Get show_doms() to test is_mba_sc() and retrieve the value
directly, instead of using get_config() for the hardware value.

This means the arch code's resctrl_arch_get_config() and
resctrl_arch_update_domains() no longer need to be aware of
mba_sc, and we can get rid of the update_mba_bw() code that
reaches into the hw_dom to get the msr value.

@@ -406,6 +406,14 @@ ssize_t rdtgroup_schemata_write(struct kernfs_open_file *of,
        list_for_each_entry(s, &resctrl_schema_all, list) {
          r = s->res;
+
+        /*
+         * Writes to mba_sc resources update the software controller,
+         * not the control msr.
+         */
+        if (is_mba_sc(r))
+            continue;
+

A few resources can be updated in a single write to the schemata file. It is thus possible
to update the cache allocation resource as well as memory bandwidth allocation in a single
write.

i.e. echo "L3:0=7ff;1=7ff\nMB:0=100;1=50" > schemata

I do not think something like the above would show the issue. If you want to test this via the shell you need to use ANSI-C quoting. Adjusting what you show to something like:

echo -n $'L3:0=7ff;1=7ff\nMB:0=100;1=50\n'

As I understand this change in this scenario all configuration updates will be
skipped, not just the memory bandwidth allocation ones.

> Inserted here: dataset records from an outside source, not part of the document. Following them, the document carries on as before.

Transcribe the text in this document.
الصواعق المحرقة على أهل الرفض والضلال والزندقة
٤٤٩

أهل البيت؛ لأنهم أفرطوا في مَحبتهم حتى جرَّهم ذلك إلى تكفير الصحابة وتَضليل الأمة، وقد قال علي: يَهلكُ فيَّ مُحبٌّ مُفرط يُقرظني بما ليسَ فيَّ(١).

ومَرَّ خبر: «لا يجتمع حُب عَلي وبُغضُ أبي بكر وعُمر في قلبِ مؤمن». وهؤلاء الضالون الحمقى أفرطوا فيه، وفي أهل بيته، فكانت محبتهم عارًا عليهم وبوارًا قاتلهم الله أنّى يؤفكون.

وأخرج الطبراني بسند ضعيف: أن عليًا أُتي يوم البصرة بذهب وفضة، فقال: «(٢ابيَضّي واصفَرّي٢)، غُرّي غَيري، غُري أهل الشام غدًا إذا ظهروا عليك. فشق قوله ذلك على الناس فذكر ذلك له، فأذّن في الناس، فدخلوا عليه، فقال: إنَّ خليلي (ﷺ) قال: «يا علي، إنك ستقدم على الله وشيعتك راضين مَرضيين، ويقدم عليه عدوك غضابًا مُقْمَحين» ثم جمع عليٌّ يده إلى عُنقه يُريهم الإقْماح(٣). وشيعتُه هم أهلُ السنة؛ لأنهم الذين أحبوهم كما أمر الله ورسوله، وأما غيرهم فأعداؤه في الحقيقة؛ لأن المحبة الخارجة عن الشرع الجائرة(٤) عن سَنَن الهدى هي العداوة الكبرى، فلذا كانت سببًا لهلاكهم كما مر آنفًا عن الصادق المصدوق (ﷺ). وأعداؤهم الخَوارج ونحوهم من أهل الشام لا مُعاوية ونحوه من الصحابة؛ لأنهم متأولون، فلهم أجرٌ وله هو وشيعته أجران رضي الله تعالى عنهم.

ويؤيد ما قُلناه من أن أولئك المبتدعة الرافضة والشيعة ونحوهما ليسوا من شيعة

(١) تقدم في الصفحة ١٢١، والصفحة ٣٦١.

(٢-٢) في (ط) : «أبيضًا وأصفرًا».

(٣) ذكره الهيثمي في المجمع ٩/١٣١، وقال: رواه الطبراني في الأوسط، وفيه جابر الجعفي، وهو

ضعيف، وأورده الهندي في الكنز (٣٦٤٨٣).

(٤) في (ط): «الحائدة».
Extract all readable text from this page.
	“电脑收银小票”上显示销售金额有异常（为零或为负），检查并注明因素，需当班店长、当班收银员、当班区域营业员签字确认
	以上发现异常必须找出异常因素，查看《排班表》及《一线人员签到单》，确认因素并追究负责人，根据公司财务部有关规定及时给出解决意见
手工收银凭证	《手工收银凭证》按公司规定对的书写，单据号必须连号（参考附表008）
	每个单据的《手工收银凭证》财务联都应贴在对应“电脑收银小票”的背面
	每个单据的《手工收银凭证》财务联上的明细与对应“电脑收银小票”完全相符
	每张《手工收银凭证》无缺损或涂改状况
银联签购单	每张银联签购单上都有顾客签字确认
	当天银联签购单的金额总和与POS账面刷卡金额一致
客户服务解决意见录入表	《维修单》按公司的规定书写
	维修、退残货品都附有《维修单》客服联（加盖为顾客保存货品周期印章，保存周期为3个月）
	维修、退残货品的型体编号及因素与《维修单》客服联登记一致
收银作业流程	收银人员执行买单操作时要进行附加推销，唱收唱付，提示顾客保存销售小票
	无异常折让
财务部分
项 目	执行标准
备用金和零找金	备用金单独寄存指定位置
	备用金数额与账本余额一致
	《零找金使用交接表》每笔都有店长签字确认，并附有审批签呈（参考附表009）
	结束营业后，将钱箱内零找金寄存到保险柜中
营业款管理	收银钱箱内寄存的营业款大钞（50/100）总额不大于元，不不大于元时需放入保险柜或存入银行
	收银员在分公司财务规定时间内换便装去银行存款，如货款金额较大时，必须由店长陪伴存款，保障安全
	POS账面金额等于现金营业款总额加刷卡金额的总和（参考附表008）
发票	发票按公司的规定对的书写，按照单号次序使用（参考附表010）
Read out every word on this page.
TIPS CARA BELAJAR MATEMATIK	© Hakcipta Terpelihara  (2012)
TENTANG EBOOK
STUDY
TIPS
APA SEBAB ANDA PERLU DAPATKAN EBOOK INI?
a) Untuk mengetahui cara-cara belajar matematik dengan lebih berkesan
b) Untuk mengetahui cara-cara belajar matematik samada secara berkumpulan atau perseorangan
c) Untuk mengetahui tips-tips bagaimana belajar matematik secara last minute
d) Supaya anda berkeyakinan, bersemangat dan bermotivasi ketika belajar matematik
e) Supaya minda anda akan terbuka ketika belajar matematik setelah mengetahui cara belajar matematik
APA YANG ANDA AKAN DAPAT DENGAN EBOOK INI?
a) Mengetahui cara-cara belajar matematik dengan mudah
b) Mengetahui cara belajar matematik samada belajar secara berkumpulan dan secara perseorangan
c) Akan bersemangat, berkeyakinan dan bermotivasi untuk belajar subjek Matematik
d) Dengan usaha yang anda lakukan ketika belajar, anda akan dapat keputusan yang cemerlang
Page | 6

The loop is per-schema, so its not a problem for L2/L3. This would only be a problem if
the is_mba_sc() resource had multiple schema. Only CDP does this, which the MBA controls
don't support.

The loop iterates through the entire buffer provided to the schemata file and the buffer could contain multiple schema. This is more typical when interacting with the schemata file with a SDK perhaps.

Reinette